A Agência Nacional de Aviação Civil (Anac) autorizou a espanhola Wamos Air e a nigeriana Air Peace a operarem voos internacionais regulares de passageiros e cargas no Brasil. A medida visa ampliar a conectividade aérea internacional e aumentar a concorrência no mercado brasileiro.
Anvisa autoriza duas novas companhias aéreas estrangeiras a operar no Brasil

Anvisa autoriza duas novas companhias aéreas estrangeiras a operar no Brasil A chegada de duas novas companhias aéreas estrangeiras ao Brasil expõe mais do que uma decisão técnica: vira teste de política pública, concorrência real e impacto no bolso do passageiro.

Governo: conectividade, concorrência e narrativa de abertura

Na versão alinhada ao governo, a decisão da Anac é um passo estratégico para “ampliar a conectividade aérea internacional” e fortalecer a concorrência, ao permitir que a espanhola Wamos Air e a nigeriana Air Peace operem voos regulares de passageiros e cargas com origem ou destino no Brasil.

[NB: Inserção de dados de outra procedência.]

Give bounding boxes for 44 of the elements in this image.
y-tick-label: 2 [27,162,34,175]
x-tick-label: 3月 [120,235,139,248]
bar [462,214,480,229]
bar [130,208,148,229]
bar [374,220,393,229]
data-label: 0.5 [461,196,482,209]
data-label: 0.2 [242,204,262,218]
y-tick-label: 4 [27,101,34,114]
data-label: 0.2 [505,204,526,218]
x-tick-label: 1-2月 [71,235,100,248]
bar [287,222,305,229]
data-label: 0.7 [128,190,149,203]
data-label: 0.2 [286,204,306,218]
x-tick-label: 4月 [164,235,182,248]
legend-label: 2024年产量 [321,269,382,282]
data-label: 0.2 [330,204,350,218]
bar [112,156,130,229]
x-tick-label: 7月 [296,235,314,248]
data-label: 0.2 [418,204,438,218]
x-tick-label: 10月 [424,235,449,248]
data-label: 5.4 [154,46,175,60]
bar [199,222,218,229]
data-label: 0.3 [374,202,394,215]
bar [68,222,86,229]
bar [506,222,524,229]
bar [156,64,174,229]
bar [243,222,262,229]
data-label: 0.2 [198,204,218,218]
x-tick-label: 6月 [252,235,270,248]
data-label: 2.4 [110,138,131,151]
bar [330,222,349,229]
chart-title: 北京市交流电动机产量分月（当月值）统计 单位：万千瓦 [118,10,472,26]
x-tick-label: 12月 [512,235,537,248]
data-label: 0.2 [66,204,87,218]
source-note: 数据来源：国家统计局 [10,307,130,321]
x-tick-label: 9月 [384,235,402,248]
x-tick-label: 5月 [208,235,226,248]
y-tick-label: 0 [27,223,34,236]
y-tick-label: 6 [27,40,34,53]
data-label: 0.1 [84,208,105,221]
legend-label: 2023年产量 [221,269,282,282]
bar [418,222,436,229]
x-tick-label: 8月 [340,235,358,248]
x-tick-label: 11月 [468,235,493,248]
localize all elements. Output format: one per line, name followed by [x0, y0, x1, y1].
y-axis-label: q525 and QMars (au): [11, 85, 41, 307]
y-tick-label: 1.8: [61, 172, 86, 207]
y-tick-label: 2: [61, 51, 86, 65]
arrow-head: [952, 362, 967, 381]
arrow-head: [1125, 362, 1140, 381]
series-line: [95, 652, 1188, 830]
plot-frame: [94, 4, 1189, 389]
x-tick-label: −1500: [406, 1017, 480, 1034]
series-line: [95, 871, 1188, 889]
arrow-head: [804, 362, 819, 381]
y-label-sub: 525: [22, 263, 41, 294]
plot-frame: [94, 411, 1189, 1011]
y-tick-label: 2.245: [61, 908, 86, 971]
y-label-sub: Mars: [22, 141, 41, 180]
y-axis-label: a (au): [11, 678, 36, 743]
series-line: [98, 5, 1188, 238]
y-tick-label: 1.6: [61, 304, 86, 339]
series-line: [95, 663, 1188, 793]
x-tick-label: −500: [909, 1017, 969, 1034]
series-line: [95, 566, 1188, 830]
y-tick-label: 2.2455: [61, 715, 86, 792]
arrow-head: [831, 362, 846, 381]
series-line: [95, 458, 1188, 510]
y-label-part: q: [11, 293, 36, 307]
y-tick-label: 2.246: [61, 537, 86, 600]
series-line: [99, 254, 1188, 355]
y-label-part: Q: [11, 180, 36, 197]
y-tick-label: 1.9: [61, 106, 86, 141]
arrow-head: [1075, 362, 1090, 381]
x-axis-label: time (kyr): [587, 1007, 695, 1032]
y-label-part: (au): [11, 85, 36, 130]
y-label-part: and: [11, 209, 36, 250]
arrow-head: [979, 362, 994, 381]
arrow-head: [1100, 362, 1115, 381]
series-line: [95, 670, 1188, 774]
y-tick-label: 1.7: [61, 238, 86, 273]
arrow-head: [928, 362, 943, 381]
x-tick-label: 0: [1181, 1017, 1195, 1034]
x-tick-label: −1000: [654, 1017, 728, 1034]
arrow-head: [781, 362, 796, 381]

A Wamos Air é apresentada como um reforço de peso ao ecossistema já dominado por Gol e Avianca, por integrar o Grupo Abra e atuar justamente em voos charter e wet lease, nicho crucial para rotas de longa distância em que empresas recorrem a aeronaves arrendadas para aumentar capacidade.

A Air Peace, por sua vez, entra na narrativa de integração Sul-Sul: maior aérea da Nigéria, criada para ampliar a conectividade africana e hoje atuando em voos domésticos, regionais e internacionais, ela seria a ponte que o Brasil não tem com a África Ocidental e Central.

Oposição: cautela, falta de detalhes e efeito limitado

A leitura mais crítica não mira a autorização em si, mas o hype em torno dela. Oposição e analistas ressaltam que as permissões seguem apenas o que o Código Brasileiro de Aeronáutica já prevê, sem qualquer inovação regulatória, e que a Anac apenas “autorizou as empresas […] a realizar operações regulares internacionais no país”, ainda sem rotas nem frequências definidas.

Sem saber para onde e com que intensidade as empresas vão voar, a promessa de “reforçar o foco na ampliação da conectividade aérea internacional e na promoção […] da concorrência” é vista como, no máximo, potencial – não realidade imediata. Em outras palavras: boas manchetes agora, impacto concreto só depois que os aviões de fato decolarem.